If your company is insolvent, before making the decision to stop trading and liquidate consider all of the rescue options available. However, if the closure is the only way forward, then appointing the right liquidator to protect the interests of the directors is important.so, how much does it cost to liquidate a company?

Simple steps to liquidate your company:
Liquidation is used to close a company for good. The process is quite simple, but it is important these are followed to protects the interests of the directors of the company.

To start the liquidation process, it is necessary for company directors to employ the services of an insolvency practitioner. How much does it cost to liquidate a company? They are likely to charge at a minimum around GBP5000 for the liquidation including the required advertising costs. If the company is insolvent then this will have to be paid for by the directors.

Where the company is insolvent the first job for the insolvency practitioner to do will be to call a creditors meeting to appoint a liquidator. Usually, the creditors will appoint the liquidator suggested by the directors. If the company’s bank is a major creditor they may suggest the appointment must come from their approved panel.

What about just leaving the company for my creditors to wind up?
Given the cost of liquidation, a common question is whether it would not be better just to leave the company and wait for one of the creditors to take action to wind it up.

The major issue with this is that the directors will have no control over the appointment of the liquidator. Once appointed, over and above the sale of the company’s assets the liquidator is required to carry out an investigation of the conduct of the company directors and report this to the insolvency service.

If a hostile creditor is left to appoint the liquidator, it is likely that they believe that the directors have been involved in trading the company when it was insolvent.
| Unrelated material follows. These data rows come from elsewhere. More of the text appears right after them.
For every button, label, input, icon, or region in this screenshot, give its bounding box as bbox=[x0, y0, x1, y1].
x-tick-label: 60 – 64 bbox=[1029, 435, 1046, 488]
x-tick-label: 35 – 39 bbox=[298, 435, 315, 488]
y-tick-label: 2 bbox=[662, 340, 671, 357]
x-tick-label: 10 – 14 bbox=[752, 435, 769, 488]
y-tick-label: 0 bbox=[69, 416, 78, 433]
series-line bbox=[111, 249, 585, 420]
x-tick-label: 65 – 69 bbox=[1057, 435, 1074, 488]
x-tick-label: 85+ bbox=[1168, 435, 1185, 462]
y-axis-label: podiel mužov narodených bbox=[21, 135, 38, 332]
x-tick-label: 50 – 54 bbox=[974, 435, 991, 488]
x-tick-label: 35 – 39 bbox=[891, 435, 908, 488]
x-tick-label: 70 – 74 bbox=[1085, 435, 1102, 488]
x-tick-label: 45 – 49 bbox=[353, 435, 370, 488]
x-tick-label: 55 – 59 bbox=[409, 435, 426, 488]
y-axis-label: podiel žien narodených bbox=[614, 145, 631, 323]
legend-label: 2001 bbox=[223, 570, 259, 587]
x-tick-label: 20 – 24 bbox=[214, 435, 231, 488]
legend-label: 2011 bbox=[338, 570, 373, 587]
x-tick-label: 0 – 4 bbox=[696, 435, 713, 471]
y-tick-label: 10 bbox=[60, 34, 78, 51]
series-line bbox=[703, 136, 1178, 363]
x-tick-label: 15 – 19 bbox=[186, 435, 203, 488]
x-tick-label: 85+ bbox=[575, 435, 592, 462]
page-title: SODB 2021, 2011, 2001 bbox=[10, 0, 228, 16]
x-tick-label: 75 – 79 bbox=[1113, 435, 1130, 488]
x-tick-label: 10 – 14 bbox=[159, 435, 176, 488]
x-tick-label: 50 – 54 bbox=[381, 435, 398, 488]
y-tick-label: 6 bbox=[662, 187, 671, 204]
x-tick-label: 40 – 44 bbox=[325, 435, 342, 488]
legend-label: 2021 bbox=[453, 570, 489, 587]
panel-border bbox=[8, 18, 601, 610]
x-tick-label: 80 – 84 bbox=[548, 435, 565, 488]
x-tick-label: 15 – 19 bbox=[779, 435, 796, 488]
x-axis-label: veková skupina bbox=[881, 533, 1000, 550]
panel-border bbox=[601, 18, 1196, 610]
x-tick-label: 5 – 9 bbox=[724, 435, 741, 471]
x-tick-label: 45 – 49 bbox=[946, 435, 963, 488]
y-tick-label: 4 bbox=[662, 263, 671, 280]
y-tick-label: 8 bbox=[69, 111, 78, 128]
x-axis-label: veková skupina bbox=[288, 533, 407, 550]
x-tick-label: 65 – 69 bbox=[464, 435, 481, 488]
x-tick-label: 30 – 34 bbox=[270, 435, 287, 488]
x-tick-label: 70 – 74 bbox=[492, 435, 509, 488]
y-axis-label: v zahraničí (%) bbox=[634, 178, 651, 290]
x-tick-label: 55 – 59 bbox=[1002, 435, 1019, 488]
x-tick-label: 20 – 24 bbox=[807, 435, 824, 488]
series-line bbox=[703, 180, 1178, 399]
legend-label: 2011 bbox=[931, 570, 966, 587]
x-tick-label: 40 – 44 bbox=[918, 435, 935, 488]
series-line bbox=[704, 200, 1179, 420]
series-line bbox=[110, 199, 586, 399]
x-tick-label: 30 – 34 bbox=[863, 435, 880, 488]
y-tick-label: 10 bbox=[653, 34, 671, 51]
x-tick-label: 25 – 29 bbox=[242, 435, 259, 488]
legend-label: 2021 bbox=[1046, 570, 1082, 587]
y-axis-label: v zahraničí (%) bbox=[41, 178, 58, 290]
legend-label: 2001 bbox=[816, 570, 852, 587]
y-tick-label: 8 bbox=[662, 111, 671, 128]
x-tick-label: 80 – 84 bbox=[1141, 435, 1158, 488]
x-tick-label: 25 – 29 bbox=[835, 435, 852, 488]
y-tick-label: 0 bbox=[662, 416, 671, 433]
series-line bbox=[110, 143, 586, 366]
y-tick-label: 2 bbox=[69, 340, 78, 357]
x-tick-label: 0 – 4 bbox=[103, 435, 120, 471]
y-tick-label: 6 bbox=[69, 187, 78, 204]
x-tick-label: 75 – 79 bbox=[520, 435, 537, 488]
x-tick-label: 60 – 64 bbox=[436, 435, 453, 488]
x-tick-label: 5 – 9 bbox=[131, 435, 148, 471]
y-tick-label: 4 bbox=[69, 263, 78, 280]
They will want the liquidator to confirm this and accuse the directors of wrongful trading.

If a director is found to have knowledgeably allowed a company to trade while insolvent, they could be made liable for the company’s debts and stopped from acting in the capacity of a director of other firms in the future. If the directors have recommended the liquidators appointment, this is far less likely to happen.

Alternatives to liquidation
Before making the decision to close an insolvent company, the directors should consider whether there may be a better alternative which will allow the business to continue to trade profitably.

The two solutions most commonly considered are a company voluntary arrangement (CVA) and pre-pack administration. Both of these solutions will considerably reduce or write off the company’s debts altogether.

Such action together with the possibility of refocusing the company’s strategy often allows the business to remain open saving jobs and protecting value for the shareholders.

If your company is insolvent, before making the decision to stop trading, it is first important to consider all of the rescue options available. However, if the closure is the only way forward by knowing how much does it cost to liquidate a company?, then appointing the right liquidator to protect the interests of the directors is extremely important to reduce their potential liability for the company’s debts.